Individuell-typologischer Fragebogen

Skala der Aggravation


Skala der Aggravation beschreibt die Tendenz zur Überbetonung eigener Schwierigkeiten, zur Hervorhebung negativer Erlebnisse und zur Fokussierung auf belastende Aspekte des Zustands oder Verhaltens. Im psychodiagnostischen Kontext dient sie als Hinweis darauf, in welchem Ausmaß das Erleben durch innere Faktoren dramatisiert, negativ gefärbt oder verzerrt wahrgenommen werden kann.

Hohe Werte auf dieser Skala können auf ausgeprägte emotionale Anspannung, innere Unruhe, erhöhte Sensibilität oder eine Ausrichtung auf die Darstellung von Belastung hinweisen. Dabei ist zu berücksichtigen, dass erhöhte Angaben nicht zwingend bewusste Übertreibung darstellen — häufig steht Aggravation im Zusammenhang mit subjektivem Unbehagen, erhöhter Empfindlichkeit oder dem Bedürfnis nach Aufmerksamkeit und Unterstützung.

Niedrigere Werte können auf eine Tendenz zur Minimierung von Schwierigkeiten, auf ein Streben nach Selbstkontrolle, auf Zurückhaltung bei der Anerkennung von Problemen oder auf eine geringe emotionale Beteiligung hindeuten. Ein solcher Reaktionsstil kann mit starkem Kontrollbedürfnis, Rationalisierung oder einer reduzierten Reflexionsbereitschaft verbunden sein. In einigen Fällen kann er Ausdruck einer sozialen Orientierung auf ein „starkes Erscheinungsbild“ sein.

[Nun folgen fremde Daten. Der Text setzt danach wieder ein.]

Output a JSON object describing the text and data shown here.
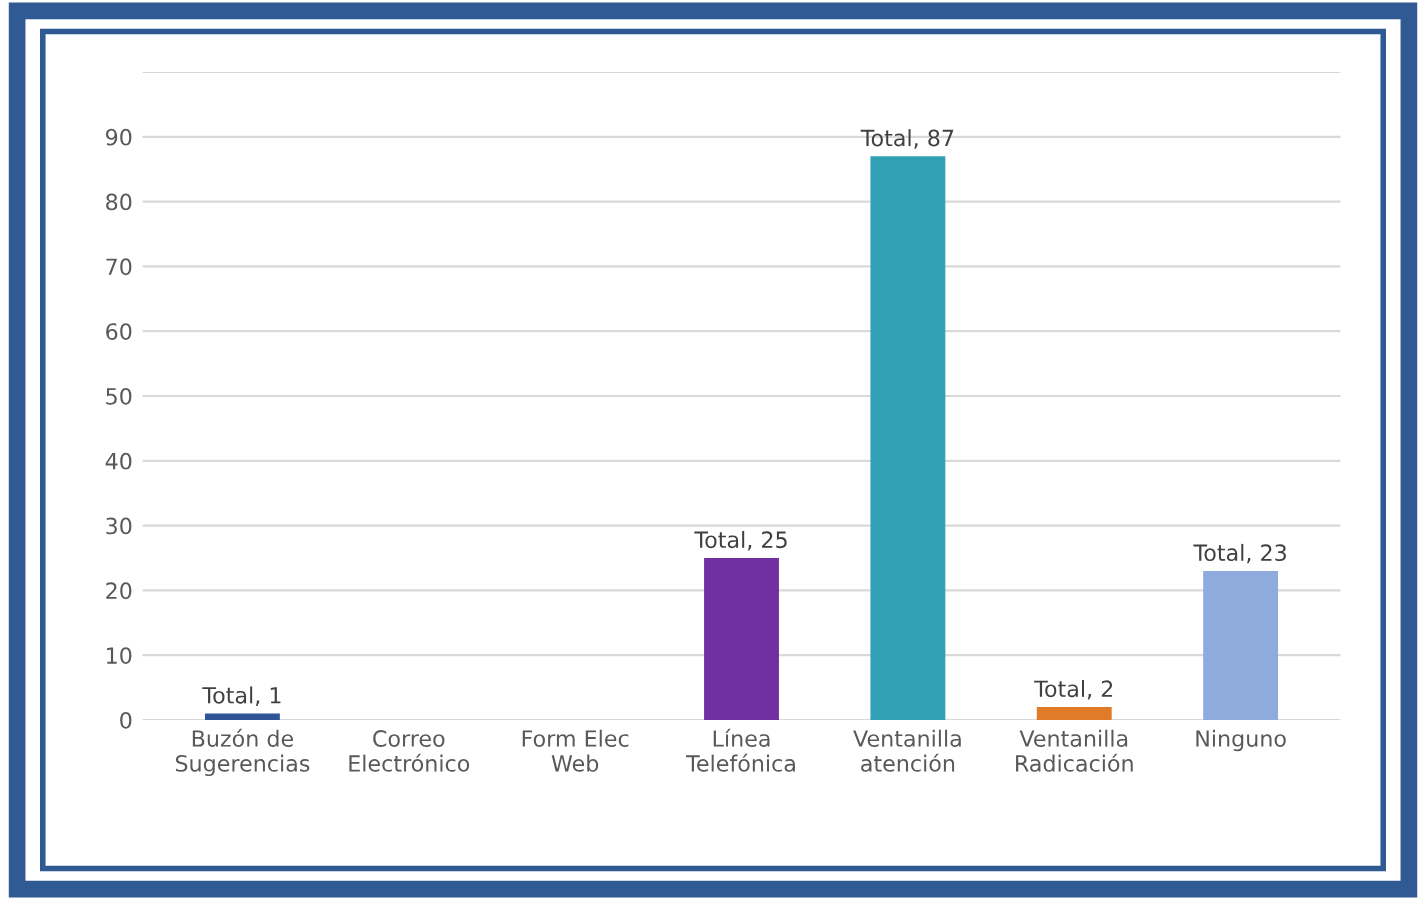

Die Skala der Aggravation ist besonders bedeutsam bei der Analyse psychologischer Belastungen und bei der Einschätzung von Hilfesuchen. Sie ermöglicht eine Bewertung der Zuverlässigkeit des Erlebens und zeigt auf, ob eine übermäßige Fokussierung auf Belastungen die Wahrnehmung beeinträchtigen könnte.


Interpretation der Skala der Aggravation

🟦 0–1 Punkte: Das Erleben kann oberflächlich, stark rationalisiert oder emotional wenig resonant erscheinen. Möglich ist eine Unterschätzung eigener Belastungen, eine Tendenz zur Ignorierung psychologischer Schwierigkeiten sowie das Bestreben, trotz innerer Anspannung ein Bild von Stabilität zu vermitteln.

🟩 2–4 Punkte: Ausgewogenes Erleben eigener Zustände. Es spiegelt eine realistische Einschätzung von Situationen und Befindlichkeiten wider, ohne übermäßige Dramatisierung oder Verharmlosung. Dieses Niveau gilt als Hinweis auf emotionale Reife und angemessene Selbstwahrnehmung.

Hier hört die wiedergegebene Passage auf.